For each Unopposed action, the GM sets a Difficulty Level (Fair is the most common) and announces which trait should be rolled against. If no Skill seems relevant, choose the most appropriate Attribute. If there is a relevant Skill, but the character is untrained in it (it’s not listed on his character sheet), then use the default: usually Poor.
If a high attribute could logically help an untrained skill, set the default at Mediocre. For example, a character wishes to palm some coins without being observed. The GM says to use Sleight of Hand skill, but the character is untrained in Sleight of Hand. The player points out that the character’s Dexterity attribute is Superb, so the GM allows a default of Mediocre Sleight of Hand for this attempt.
The player then rolls against the character’s trait level, and tries to match or surpass the Difficulty Level set by the GM. In cases where there are degrees of success, the better the roll, the better the character did; the worse the roll, the worse the character did.
In setting the Difficulty Level of a task, the GM should remember that Poor is the default for most skills. The average trained climber can climb a Fair cliff most of the time, but the average untrained climber will usually get a Poor result. In the example in Section 3.2 (Nathaniel shooting at an archery target), if the target is large and close, even a Mediocre archer could be expected to hit it:
Mediocre Difficulty Level. If it were much smaller and farther away, perhaps only a Great archer could expect to hit it regularly: Great Difficulty Level. And so on.
Example of setting Difficulty Level: Two PCs (Mickey and Arnold) and an NPC guide (Parri) come to a cliff the guide tells them they have to climb. The GM announces this is a difficult, but not impossible, cliff: a Good Difficulty Level roll is required to scale it with no delays or complications. Checking the character sheets, they find that Parri’s Climbing skill is Great and Mickey’s is Good.
Arnold’s character sheet doesn’t list Climbing, so his skill level is at default: Poor.
Parri and Mickey decide to climb it, then lower a rope for Arnold.
Parri rolls a +1 result: a rolled degree of Superb. She gets up the cliff without difficulty, and much more quickly than expected.
Mickey rolls a -1, however, for a rolled degree of Fair. Since this is one level lower than the Difficulty Level, he’s having problems. Had Mickey done Poorly or even Mediocre, he would perhaps have fallen or not even been able to start. Since his rolled degree is only slightly below the Difficulty Level, though, the GM simply rules he is stuck half way up, and can’t figure out how to go on. Parri ties a rope to a tree at the top of the cliff, and lowers it for Mickey. The GM says it is now Difficulty Level: Poor to climb the cliff with the rope in place, and Mickey makes this easily on another roll.
Arnold would also need a Poor rolled degree to climb the cliff with the rope, but since his skill is Poor, they decide not to risk it.
Mickey and Parri have Arnold loop the rope under his arms, and pull him up as he grabs handholds along the way in case they slip. No roll is needed in this case, unless they are suddenly attacked when Arnold is only half way up the cliff. . . . (The whole situation was merely described as an example of setting Difficulty levels.
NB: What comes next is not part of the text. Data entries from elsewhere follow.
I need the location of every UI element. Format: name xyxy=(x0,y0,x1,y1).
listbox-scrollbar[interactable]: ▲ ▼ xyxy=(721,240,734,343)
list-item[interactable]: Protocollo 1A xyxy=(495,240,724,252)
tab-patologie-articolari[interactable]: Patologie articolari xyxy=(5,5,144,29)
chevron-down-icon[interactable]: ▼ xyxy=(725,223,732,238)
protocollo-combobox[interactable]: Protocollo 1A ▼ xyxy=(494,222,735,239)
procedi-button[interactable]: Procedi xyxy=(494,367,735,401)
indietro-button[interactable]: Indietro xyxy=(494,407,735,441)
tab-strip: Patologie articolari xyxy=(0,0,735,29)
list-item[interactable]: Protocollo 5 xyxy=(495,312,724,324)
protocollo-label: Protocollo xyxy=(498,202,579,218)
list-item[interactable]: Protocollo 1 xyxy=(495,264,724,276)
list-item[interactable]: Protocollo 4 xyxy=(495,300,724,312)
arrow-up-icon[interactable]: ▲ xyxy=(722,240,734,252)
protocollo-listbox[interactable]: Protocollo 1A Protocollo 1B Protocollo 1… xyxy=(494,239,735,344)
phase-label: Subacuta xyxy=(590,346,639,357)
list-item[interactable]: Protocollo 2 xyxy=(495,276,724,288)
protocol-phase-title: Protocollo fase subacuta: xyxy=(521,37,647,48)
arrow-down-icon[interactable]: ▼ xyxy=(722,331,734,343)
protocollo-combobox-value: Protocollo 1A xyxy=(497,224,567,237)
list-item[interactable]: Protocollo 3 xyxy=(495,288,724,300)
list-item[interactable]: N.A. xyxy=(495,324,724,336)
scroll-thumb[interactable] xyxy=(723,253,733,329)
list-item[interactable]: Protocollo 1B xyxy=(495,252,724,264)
In actual game play, the GM should describe the cliff, and ask the players how the characters intend to get up it. If they came up with the idea of Parri climbing the cliff and lowering a rope, no rolls would be needed at all unless, possibly, time was a critical factor, or there were hidden difficulties the GM chose not to reveal because they couldn’t have been perceived from the bottom of the cliff.) Occasionally, the GM will roll in secret for the PC. There are times when even a failed roll would give the player knowledge he wouldn’t otherwise have. These are usually information rolls.
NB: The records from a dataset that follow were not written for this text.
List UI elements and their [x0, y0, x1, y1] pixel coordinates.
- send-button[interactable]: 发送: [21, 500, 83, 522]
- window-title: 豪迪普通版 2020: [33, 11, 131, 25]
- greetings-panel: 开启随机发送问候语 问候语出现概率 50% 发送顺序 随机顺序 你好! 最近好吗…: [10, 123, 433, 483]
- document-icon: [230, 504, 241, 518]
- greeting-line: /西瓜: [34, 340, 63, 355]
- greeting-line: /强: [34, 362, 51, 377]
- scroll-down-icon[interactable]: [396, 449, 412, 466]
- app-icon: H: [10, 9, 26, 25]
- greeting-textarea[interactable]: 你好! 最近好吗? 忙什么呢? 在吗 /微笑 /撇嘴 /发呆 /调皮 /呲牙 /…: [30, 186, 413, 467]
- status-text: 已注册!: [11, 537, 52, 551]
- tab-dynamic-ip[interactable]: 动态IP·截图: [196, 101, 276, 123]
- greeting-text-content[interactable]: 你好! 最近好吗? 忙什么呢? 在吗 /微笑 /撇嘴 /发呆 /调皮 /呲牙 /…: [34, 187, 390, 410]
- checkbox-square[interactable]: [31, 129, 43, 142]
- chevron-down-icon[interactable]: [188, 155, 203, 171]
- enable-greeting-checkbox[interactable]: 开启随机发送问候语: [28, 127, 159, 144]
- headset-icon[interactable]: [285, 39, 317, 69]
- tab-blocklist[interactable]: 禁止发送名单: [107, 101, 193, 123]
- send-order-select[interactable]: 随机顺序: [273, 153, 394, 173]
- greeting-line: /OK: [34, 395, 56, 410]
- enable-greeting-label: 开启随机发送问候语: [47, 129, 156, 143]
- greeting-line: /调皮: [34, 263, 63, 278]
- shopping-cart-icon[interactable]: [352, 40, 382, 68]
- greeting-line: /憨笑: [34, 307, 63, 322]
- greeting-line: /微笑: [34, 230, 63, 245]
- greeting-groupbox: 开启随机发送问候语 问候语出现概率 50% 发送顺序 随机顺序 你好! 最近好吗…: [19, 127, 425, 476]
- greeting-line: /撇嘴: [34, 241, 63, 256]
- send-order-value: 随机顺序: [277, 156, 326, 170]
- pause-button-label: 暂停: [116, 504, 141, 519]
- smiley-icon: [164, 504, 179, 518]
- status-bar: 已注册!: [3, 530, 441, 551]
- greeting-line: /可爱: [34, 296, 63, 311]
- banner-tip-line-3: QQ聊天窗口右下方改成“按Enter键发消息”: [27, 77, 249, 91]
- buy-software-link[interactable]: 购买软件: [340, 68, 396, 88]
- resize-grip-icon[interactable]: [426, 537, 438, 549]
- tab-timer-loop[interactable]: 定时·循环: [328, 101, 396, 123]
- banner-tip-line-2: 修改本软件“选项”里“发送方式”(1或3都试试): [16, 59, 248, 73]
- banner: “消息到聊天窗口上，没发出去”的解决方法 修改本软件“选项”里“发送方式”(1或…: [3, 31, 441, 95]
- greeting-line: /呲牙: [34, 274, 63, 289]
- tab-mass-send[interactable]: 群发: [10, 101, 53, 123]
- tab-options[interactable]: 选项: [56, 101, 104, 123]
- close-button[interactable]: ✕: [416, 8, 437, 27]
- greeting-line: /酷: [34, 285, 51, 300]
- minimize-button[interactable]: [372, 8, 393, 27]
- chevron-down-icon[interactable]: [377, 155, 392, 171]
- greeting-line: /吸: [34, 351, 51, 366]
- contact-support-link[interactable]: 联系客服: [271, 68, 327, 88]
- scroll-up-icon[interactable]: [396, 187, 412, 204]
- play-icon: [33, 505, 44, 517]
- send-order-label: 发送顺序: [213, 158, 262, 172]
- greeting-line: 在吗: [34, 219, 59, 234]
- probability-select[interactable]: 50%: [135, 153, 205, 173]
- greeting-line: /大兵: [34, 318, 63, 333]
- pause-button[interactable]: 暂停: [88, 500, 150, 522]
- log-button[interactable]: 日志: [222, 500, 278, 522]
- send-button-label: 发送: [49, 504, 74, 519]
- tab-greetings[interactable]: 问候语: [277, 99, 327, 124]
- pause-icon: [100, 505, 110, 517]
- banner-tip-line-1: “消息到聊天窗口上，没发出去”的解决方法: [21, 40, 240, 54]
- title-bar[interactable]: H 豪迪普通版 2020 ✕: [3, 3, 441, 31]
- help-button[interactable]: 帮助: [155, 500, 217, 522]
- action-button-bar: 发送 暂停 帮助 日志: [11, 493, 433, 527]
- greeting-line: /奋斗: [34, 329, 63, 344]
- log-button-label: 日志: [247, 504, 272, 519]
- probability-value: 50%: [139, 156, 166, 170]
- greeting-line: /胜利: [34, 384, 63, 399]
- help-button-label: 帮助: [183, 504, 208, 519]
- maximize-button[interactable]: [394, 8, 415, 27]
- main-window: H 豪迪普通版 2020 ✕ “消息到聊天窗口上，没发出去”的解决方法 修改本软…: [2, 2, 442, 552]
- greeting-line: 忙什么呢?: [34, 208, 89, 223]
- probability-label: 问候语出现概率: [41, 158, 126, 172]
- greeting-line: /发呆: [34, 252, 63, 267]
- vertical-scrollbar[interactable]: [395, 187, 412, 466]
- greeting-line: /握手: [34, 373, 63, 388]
For example, if the GM asks the player to make a roll against Perception attribute (or Find Hidden Things skill), and the player fails, the character doesn’t notice anything out of the ordinary. But the player now knows that there is something out of the ordinary that his character didn’t notice. . . . Far better for the GM to make the roll in secret, and only mention it on a successful result.